You are viewing a plain text version of this content. The canonical link for it is here.

Posted to dev@spark.apache.org by The Watcher <wa...@gmail.com> on 2015/02/15 12:03:41 UTC

Spark & Hive

I'm a little confused around Hive & Spark, can someone shed some light ?

Using Spark, I can access the Hive metastore and run Hive queries. Since I
am able to do this in stand-alone mode, it can't be using map-reduce to run
the Hive queries and I suppose it's building a query plan and executing it
all in Spark.

So, is this the same as
https://cwiki.apache.org/confluence/display/Hive/Hive+on+Spark%3A+Getting+Started
?
If not, why not and aren't they likely to merge at some point ?

If Spark really builds its own query plan, joins, etc without Hive's then
is everything that requires special SQL syntax in Hive supported : window
functions, cubes, rollups, skewed tables, etc

Thanks

Re: Spark & Hive

Posted by Reynold Xin <rx...@databricks.com>.

Spark SQL is not the same as Hive on Spark.

Spark SQL is a query engine that is designed from ground up for Spark
without the historic baggage of Hive. It also does more than SQL now -- it
is meant for structured data processing (e.g. the new DataFrame API) and
SQL. Spark SQL is mostly compatible with Hive, but 100% compatibility is
not a goal (nor desired, since Hive has a lot of weird SQL semantics in the
course of its evolution).

Hive on Spark is meant to replace Hive's MapReduce runtime with Spark's.

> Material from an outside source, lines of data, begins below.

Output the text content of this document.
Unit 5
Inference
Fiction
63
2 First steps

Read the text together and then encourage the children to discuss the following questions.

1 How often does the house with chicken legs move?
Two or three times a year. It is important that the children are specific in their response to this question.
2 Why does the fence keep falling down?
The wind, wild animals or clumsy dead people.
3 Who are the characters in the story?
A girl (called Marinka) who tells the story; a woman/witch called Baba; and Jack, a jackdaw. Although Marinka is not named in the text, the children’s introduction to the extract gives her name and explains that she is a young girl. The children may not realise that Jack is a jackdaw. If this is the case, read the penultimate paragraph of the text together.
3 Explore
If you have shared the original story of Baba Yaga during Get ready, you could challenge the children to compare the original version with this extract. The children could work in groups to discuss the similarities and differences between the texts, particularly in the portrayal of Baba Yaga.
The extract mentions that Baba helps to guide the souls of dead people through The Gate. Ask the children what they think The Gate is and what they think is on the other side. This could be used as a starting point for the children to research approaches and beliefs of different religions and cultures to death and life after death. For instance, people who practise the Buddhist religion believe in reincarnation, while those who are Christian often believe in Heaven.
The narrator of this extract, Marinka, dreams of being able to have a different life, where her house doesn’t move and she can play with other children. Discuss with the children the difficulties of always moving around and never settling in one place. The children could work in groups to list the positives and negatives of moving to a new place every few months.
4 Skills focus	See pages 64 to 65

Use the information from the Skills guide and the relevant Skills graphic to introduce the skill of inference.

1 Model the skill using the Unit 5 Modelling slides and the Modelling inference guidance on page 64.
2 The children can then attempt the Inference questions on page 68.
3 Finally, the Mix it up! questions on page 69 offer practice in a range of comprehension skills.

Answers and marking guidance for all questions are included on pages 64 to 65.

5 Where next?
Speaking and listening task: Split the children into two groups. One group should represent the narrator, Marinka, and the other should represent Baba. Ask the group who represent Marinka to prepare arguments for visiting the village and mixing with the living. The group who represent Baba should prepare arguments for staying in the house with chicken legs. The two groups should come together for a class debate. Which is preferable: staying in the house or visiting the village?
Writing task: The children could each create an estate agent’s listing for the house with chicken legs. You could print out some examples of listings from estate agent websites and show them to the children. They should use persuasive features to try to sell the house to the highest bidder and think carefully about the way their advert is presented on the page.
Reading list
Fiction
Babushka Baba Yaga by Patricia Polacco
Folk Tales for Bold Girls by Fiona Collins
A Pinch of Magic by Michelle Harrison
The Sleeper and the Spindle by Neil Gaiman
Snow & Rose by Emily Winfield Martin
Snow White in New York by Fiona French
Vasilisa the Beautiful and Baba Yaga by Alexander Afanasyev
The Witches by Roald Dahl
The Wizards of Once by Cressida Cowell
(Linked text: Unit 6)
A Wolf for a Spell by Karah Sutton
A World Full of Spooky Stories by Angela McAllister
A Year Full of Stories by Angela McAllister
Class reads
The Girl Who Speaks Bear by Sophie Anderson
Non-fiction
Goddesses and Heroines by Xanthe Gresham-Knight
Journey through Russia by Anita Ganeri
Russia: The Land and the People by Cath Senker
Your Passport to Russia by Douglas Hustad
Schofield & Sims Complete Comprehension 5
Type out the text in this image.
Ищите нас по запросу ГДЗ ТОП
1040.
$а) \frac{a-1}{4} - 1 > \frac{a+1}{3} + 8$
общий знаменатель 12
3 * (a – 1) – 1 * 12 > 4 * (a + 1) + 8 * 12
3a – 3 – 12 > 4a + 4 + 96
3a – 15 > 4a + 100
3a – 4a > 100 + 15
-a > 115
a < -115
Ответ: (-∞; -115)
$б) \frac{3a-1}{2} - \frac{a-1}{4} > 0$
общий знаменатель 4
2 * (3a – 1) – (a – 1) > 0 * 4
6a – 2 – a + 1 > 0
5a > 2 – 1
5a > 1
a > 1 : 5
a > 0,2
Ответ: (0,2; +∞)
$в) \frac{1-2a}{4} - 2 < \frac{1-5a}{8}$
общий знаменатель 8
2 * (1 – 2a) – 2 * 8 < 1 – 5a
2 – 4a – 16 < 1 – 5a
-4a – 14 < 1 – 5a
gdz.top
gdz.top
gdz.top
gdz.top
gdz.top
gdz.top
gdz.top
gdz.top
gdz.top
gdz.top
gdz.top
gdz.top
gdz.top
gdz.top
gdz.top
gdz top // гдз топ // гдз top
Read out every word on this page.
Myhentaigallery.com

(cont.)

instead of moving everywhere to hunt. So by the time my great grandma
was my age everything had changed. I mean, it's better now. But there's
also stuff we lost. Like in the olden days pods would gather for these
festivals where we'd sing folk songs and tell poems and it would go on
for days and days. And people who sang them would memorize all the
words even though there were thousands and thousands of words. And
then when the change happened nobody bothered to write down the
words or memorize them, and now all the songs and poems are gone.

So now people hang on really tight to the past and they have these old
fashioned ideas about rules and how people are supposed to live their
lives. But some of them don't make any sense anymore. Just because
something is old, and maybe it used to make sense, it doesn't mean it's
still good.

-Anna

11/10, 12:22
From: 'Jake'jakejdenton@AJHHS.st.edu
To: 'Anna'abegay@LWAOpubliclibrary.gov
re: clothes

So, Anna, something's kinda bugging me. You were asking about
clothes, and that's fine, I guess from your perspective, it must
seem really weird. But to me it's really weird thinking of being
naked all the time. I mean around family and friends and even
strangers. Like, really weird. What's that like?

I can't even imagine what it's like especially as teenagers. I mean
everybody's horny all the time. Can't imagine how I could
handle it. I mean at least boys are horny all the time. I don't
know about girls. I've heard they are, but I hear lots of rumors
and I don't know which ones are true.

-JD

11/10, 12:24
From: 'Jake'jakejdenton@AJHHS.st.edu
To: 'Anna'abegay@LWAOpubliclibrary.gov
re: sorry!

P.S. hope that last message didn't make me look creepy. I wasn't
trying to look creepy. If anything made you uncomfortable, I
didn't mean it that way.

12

For more information, see this blog post:
https://databricks.com/blog/2014/07/01/shark-spark-sql-hive-on-spark-and-the-future-of-sql-on-spark.html

On Sun, Feb 15, 2015 at 3:03 AM, The Watcher <wa...@gmail.com> wrote:

> I'm a little confused around Hive & Spark, can someone shed some light ?
>
> Using Spark, I can access the Hive metastore and run Hive queries. Since I
> am able to do this in stand-alone mode, it can't be using map-reduce to run
> the Hive queries and I suppose it's building a query plan and executing it
> all in Spark.
>
> So, is this the same as
>
> https://cwiki.apache.org/confluence/display/Hive/Hive+on+Spark%3A+Getting+Started
> ?
> If not, why not and aren't they likely to merge at some point ?
>
> If Spark really builds its own query plan, joins, etc without Hive's then
> is everything that requires special SQL syntax in Hive supported : window
> functions, cubes, rollups, skewed tables, etc
>
> Thanks
>